Eu fico muda e ela prossegue quebrando o silêncio:

— Como é sua vida em casa, sua relação com seus pais e seus irmãos? – ela pergunta e me estende um lenço de papel para eu enxugar os olhos.

— Não quero falar disso. Por favor - imploro. Não é um tema agradável nem fácil para mim. Família de verdade é algo que eu nunca tive. somos apenas parentes que vivem na mesma casa. Só relação biológica, nada mais. nada de afeto nem carinho ou respeito. Nada.

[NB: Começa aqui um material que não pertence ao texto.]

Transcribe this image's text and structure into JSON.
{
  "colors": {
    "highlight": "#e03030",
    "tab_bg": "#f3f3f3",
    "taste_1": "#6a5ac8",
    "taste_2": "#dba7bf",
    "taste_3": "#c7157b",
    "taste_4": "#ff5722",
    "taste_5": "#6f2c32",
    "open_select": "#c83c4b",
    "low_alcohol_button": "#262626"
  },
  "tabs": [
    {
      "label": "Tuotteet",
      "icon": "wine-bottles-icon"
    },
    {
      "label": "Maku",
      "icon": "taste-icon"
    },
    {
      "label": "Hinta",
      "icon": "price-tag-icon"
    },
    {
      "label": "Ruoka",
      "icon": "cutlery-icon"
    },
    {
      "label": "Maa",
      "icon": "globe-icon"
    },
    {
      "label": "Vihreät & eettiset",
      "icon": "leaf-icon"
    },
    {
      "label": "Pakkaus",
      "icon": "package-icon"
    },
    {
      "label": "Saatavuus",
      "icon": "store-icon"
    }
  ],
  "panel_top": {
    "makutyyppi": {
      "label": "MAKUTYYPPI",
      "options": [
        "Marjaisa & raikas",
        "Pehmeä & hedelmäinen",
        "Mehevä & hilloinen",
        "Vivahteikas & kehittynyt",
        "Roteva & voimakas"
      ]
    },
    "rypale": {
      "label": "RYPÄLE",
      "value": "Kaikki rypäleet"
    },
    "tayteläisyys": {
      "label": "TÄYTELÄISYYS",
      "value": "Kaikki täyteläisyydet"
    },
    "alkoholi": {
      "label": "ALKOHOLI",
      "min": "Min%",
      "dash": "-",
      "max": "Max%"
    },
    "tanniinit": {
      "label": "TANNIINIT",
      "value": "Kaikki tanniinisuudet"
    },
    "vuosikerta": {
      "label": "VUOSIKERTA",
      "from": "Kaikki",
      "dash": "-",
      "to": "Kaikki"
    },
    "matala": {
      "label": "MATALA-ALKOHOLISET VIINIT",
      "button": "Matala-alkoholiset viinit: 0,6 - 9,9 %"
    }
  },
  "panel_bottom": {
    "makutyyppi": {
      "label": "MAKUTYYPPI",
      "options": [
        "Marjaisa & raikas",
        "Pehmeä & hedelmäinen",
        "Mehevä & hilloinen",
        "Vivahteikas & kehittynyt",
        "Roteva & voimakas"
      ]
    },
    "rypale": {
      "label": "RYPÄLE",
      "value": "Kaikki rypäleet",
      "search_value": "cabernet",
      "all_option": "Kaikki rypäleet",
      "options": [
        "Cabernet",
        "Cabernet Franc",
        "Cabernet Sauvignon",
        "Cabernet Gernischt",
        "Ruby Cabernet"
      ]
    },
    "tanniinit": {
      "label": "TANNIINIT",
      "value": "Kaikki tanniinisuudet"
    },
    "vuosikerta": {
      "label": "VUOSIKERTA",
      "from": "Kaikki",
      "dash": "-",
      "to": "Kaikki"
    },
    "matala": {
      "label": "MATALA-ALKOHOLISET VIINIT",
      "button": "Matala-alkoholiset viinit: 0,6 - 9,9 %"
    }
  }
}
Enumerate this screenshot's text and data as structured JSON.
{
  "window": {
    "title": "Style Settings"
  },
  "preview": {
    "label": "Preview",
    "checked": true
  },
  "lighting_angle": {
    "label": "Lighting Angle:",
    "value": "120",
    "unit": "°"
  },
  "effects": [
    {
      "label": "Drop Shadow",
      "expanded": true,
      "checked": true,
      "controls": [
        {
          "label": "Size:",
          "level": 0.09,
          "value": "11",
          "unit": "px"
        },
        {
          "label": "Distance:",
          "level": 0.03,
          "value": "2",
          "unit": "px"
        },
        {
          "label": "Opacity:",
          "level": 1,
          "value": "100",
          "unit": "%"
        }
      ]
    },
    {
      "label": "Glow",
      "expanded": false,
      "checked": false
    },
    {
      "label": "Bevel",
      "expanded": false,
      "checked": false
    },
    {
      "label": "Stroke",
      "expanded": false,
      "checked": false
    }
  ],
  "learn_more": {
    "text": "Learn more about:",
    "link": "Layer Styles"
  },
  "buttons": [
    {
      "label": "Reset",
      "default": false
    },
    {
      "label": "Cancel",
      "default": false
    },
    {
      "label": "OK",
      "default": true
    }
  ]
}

— Precisamos falar, querida. - ela levanta e fecha a porta para que possamos ter privacidade. Eu não gosto de chorar e pior ainda se alguém me visse. Eu ficaria ainda mais envergonhada - Pode me contar o que você sentir que precisa. Só fale o que sentir que deve e confiar em mim. Estou aqui para te ouvir e ajudar. Estou do seu lado.

Eu não tento mais me segurar, não sei por que, mas sinto que com ela posso me abrir, contar o que nunca falei para ninguém. Se não for com ela, com quem mais? Se eu vou fazer isso tenho de fazer direito, penso, e me entrego totalmente. Fecho os olhos para contar a minha história de vida. Não sei por que mas é mais fácil falar sem ver sua reação. Eu sei que não é uma história de conto de fadas, parece mais uma tragédia grega. Eu talvez merecesse um Oscar pela atuação.

Mas infelizmente não é apenas um drama ou uma novela mexicana da qual eu possa sair. É a minha vida, por mais cruel que seja é a minha tragédia que eu enceno sem escapatória:

 - Meu pai ele me bateu e ainda bate muito mais do que eu acho que deveria. Penso que só conversar comigo já seria o suficiente, mas ele nunca foi desse estilo. Minha casa parece mais um quartel do exército e meu pai é o general. Tudo que ele diz devemos cumprir. Mas o pior nem é isso... eu sou obrigada a fazer o que ele manda, mas meus irmãos mais novos ele não parece ser tão severo com eles. Isso é tão injusto!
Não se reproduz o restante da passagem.